The Committee examines issues related to the four industrial sectors that constitute the mandate of the Department of Natural Resources, including the energy sector, the forest sector, the minerals and metals sector and the earth sciences sector. More specifically, the Committee focuses on bills, expenditures and activities of the organizations that are part of the Natural Resources portfolio. In its 42nd Parliament from the period of December 3, 2015 to the present, the Committee consists of the chair, James Maloney, the vice-chairs of Shannon Stubbs and Richard Cannings along with the members Ted Falk, T.J. Harvey, Mary Ng, Kim Rudd, Jamie Schmale, Marc Serré, Geng Tan and Nick Whalen.

Footnotes

[1] Standing Committee on Natural Resources, "Strategic Electricity Interties," (December 13, 2017), online: http://www.ourcommons.ca/Content/Committee/421/RNNR/Reports/RP9335660/rnnrrp07/rnnrrp07-e.pdf

[2] Ibid.

[3] Ibid.

[4] Alberta Electric System Operator, "Regional Electricity Cooperation and Strategic Infrastructure Initiative (RECSI)," online: https://www.aeso.ca/market/market-updates/regional-electricity-cooperation-and-strategic-infrastructure-initiative-recsi/.

[5] Supra, note 1, p. 4.

[6] Ibid, p. 5.

[7] Cherie Brant of Dickinson Wright LLP is special legal counsel to this project advising on all matters related to Indigenous consultation and engagement processes.

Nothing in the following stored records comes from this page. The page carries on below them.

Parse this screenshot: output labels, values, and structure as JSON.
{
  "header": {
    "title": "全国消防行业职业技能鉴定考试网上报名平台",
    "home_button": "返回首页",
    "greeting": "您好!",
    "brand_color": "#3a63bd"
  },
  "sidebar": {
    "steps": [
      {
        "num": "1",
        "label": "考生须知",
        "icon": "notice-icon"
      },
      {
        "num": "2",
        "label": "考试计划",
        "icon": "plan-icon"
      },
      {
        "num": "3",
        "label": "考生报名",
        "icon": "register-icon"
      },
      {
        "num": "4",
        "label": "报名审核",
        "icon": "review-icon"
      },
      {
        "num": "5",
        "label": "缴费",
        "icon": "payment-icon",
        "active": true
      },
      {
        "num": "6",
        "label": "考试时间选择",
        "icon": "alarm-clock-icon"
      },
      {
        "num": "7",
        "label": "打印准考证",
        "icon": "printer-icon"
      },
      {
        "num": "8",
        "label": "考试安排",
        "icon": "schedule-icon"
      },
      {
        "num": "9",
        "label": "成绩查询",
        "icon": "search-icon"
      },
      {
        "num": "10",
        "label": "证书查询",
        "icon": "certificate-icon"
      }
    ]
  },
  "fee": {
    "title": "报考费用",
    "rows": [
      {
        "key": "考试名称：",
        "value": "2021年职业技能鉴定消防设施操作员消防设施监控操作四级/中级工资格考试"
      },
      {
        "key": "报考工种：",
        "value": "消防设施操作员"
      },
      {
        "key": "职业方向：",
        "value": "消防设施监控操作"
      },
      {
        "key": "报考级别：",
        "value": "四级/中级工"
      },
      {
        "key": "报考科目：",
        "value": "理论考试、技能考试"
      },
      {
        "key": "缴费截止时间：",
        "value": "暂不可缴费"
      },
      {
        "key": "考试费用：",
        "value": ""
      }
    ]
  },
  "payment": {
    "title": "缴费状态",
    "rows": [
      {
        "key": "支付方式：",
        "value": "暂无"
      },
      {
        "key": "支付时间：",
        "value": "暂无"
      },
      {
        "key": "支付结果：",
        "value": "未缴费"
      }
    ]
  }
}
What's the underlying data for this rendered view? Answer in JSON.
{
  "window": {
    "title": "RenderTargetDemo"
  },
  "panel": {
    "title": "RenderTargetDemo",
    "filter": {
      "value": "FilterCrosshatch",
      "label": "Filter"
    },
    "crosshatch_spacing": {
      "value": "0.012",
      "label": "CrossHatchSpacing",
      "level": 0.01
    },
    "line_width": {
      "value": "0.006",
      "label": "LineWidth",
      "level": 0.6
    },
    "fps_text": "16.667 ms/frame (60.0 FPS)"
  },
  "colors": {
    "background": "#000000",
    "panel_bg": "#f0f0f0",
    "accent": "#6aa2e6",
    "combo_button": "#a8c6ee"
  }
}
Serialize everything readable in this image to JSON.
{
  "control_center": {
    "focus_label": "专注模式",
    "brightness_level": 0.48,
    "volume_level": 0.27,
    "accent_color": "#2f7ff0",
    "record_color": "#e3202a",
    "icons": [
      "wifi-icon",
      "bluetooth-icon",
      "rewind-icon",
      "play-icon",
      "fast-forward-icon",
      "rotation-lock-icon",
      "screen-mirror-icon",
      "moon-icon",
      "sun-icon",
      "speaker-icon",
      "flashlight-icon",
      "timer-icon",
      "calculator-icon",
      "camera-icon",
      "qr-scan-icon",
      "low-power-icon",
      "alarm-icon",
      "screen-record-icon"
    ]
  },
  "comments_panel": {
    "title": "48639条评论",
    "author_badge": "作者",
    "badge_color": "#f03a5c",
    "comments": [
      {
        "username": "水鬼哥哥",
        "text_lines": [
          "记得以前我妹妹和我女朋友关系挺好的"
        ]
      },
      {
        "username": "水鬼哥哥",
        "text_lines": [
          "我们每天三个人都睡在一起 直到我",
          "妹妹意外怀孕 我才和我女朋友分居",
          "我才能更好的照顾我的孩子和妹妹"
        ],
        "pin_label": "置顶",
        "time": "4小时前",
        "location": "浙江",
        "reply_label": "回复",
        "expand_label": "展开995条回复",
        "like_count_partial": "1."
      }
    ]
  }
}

[8] Environment and Climate Change Canada, "Pan-Canadian Framework on Clean Growth and Climate Change" (2016), online: http://publications.gc.ca/collections/collection_2017/eccc/En4-294-2016-eng.pdf.

[9] Infrastructure Canada, Brief, 4 October 2017.

[10] Ibid.

The content of this article is intended to provide a general guide to the subject matter. Specialist advice should be sought about your specific circumstances.